FLAŞ HABER:
Ana Sayfa Gündem 23 Kasım 2021 246 Görüntüleme

Savunma Ekonomisi

Bugün sizlere hem bireysel hem de toplumsal olarak zaruri ihtiyaç listemizde ilk üç içerisinde bulunan savunma ihtiyacından ve bunun ekonomiye etkisinden bahsedeceğim. İlk üç de diyorum çünkü listemizin diğer iki şıkkı da insan hayatını ikame ettirme konusunda oldukça belirleyici olan belenme ve barınmadır. İnsanların yerleşik hayata geçmesiyle birlikte ilk iki seçeneğe ulaşmak kolaylaşmış olsa da savunma ihtiyacı,sınır güvenliği ihtiyacının artması ve hızla gelişen teknoloji ile birlikte oldukça yüksek maliyetleri beraberinde getirmektedir. İşin sonunda insan hayatı ve devlet güvenliği söz konusu olduğu için bu maliyetlerden kaçınmak ya da tasarruf etmek oldukça zor. Özellikle stratejik olarak öneme sahip coğrafyalarda bu maliyetler oldukça artmakta. Bu yüzden kamu gelirlerinin ciddi bir bölümü savunma gereksinimlerine ayrılıyor. Savunma ekonomisinin büyüklüğü ülkeden ülkeye büyük farklılıklar göstermesine karşın, küresel olarak sadece hükümetlerin yıllık savunma harcamalarının dünya GSYH’na oranı ortalama olarak %2,5’i aşmaktadır.
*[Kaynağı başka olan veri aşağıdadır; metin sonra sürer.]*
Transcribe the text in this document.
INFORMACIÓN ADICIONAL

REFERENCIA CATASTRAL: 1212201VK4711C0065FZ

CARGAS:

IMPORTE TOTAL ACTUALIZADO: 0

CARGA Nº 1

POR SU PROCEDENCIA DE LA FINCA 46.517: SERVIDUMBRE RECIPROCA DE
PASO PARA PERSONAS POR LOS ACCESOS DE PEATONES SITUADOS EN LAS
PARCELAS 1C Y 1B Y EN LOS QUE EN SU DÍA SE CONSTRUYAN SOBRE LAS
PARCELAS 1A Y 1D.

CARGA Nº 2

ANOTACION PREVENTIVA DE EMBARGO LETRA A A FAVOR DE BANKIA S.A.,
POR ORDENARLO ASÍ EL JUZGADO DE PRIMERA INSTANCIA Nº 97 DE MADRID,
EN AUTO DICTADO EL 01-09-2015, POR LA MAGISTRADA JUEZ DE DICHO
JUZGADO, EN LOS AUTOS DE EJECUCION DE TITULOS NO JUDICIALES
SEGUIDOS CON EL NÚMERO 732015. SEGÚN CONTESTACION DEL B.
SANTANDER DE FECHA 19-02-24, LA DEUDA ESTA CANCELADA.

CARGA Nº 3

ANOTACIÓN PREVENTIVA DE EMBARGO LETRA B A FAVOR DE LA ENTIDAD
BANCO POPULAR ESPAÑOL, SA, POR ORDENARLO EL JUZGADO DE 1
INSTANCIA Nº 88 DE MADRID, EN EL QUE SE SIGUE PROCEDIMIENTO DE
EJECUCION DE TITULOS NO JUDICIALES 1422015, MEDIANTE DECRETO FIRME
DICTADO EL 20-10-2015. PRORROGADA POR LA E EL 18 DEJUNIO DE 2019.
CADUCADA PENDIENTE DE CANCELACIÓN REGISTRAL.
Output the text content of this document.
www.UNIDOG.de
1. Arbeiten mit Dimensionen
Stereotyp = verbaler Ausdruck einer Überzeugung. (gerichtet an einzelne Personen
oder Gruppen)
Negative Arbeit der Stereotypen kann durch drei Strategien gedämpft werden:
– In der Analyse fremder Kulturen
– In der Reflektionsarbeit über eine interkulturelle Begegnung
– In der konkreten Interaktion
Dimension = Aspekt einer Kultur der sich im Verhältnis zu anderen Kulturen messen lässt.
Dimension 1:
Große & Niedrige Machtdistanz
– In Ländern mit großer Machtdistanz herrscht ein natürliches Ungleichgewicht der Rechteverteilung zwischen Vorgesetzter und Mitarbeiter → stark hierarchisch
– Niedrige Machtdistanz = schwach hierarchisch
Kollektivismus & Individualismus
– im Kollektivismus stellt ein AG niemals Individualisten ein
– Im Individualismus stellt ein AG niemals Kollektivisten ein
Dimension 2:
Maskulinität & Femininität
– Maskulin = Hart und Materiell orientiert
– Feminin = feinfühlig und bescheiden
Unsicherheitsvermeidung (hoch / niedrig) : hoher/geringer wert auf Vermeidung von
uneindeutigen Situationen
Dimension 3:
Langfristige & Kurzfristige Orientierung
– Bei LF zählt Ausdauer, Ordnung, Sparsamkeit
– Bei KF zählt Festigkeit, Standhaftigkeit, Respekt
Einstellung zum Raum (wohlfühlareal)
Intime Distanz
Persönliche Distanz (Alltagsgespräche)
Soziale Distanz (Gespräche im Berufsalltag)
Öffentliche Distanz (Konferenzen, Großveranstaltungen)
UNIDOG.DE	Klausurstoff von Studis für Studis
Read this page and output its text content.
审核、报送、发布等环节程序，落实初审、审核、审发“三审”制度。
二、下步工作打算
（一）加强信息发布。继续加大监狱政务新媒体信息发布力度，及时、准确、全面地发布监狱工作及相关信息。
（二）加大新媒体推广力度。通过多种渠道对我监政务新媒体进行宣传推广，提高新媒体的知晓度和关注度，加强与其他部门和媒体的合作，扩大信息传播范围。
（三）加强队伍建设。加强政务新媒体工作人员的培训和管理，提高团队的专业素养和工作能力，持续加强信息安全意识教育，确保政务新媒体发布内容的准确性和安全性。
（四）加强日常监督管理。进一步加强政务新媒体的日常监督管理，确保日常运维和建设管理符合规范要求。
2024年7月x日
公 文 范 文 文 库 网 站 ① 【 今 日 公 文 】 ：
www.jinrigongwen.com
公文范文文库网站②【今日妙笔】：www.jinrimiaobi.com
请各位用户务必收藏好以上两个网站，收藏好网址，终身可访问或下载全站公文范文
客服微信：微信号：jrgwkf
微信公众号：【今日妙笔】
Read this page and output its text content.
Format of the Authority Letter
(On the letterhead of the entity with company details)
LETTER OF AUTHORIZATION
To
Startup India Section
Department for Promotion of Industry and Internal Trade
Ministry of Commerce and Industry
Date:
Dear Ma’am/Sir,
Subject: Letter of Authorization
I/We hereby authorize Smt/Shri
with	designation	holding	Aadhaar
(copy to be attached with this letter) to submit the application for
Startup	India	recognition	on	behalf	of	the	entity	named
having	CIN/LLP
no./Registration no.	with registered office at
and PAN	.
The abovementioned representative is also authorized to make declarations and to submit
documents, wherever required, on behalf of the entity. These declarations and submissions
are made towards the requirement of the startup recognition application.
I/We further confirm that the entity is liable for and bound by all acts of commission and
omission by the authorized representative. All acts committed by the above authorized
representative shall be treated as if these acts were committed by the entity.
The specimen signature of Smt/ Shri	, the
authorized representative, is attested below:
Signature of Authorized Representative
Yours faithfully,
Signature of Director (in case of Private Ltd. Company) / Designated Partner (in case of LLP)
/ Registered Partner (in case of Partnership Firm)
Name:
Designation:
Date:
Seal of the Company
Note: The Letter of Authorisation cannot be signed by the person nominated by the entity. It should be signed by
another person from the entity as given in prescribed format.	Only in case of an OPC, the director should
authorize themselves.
Anadolu coğrafyası bu açıdan ayrı bir öneme sahip çünkü yüzyıllardır çeşitli güç mücadelelerine sahip olmuş. Bu güç mücadelelerinin sebebi hepimizin bildiği üzere Anadolu coğrafyasının dünyanın en verimli topraklara sahip olması ve tarih boyunca kültürlerin başkenti konumunda olması. Bunlara ek olarak civar ülkelerin sahip olduğu kaynaklar ve dolayısıyla bu kaynaklara sahip olmak için her yola başvuran sömürgeci ülkeler de Anadolu coğrafyasının güvenlik maliyetini oldukça arttırıyor. Ayrıca komşu ülkelerin yaşadıkları iç savaşlar ve siyasi istikrarsızlıkların bölgenin terör yuvası haline gelmesinde çok büyük etkisi oldu. Bu sebeplerle Türkiye ekonomisi oldukça büyük savunma maliyetleri ödemek zorunda kalan ülkeler arasında ilk sıralarda yer alıyor ve vatandaş olarak bizlerde bu maliyetleri cebimizde hissediyoruz.
Türkiye, dışa bağımlılığı azaltmak ve savunma maliyetlerini düşürmek adına son yıllarda oldukça önemli adımlar atmış olsa da içinde bulunduğu durumlar sebebiyle savunma maliyetlerini azaltabilmiş değil. 2020 yılında 53,9 milyar TL olan Millî Savunma Bakanlığı Bütçesi 2021 yılında %14’lük artışla 61,5 milyar TL olarak belirlendi. Ancak Türkiye ayırdığı bu çok ciddi bütçeyle bile liste de ilk 10 arasında yer alamıyor. Bunun sebebi ise her masada olmak isteyen ve bir çok coğrafyanın kaynaklarında gözü olan ABD, İngiltere ve Çin gibi devletler.Öte yandan, savunma ekonomisi ile ilgili üretim süreçleri mal ve hizmetlerin üretimine ilişkin bilgi olarak tanımlanan teknolojik gelişmelerden etkilendiği gibi, teknolojik gelişmeye önemli katkılar sağladığı için çok kıymetli. Örneğin İHA ve SİHA konusunda kaydedilen yol sayesinde Türkiye bu alanda kendi ihtiyacını karşılamanın ötesinde ürettiği teknolojiyi dışarıya satacak duruma geldi. Aynı zamanda üretim sırasında kullanılan ve ortaya yeni çıkan teknolojiler başka sektörlerin de gelişmesine katkı sağlaması bakımından çok kıymetli.Bu gibi atılımların gerçekleşmesinin yanında, jeopolitik risklerin azalması ve hiçbir Türk vatandaşının zarar görmemesi en büyük temennimiz.